記者会見するispaceの袴田武史CEO=24日午前、東京都中央区

 宇宙企業ispace(アイスペース、東京)は24日、着陸船「レジリエンス(再起)」が月面着陸に失敗したのは、降下に使った高度計の異常で減速のタイミングが遅れたためだったとの分析結果を発表した。社外の専門家と改善策を検討する。開発中の大型着陸船による次回の挑戦は、引き続き2027年を目指すと表明した。

 同社によると、着陸船は6月6日午前3時過ぎに降下を始めた。地面にレーザーを照射し距離を測る高度計が高度3キロまでに稼働する予定だったが、実際に計測を始めたのは高度1キロ付近。
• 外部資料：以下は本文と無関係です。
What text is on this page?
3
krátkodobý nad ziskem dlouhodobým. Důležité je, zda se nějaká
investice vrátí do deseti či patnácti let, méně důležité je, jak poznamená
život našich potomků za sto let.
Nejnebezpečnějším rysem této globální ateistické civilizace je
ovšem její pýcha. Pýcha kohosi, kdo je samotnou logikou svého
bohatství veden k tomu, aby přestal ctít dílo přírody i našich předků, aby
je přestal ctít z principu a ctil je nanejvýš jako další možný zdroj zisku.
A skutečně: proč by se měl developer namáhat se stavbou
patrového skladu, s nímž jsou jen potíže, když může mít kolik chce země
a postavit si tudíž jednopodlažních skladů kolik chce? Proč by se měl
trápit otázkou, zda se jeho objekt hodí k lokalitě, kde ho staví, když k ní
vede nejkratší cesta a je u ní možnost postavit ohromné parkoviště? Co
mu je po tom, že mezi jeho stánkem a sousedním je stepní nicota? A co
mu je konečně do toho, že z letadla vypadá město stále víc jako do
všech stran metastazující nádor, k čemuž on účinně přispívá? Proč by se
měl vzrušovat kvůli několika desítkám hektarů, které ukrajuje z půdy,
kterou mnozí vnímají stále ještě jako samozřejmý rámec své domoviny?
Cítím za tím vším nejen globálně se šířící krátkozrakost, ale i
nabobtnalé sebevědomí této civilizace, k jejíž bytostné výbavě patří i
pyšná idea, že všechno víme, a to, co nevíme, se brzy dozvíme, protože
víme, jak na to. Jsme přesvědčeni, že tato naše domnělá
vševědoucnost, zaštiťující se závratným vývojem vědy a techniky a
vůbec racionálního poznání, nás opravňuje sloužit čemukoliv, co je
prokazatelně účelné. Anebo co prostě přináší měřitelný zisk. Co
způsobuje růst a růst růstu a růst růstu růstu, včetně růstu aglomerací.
急減速が間に合わず、時速約150キロで高度192メートルまで降りたのを最後に飛行データが途絶えた。午前4時15分ごろ、着陸目標から南東約370メートルの地点に衝突した。

 高度計は性能が想定より悪かったか、飛行中に劣化したとみている。前回23年の失敗原因となった、高度センサーと飛行システムの間の連携には問題がなかったという。

 次回に向け、宇宙航空研究開発機構(JAXA)の協力を得て技術力を向上させる。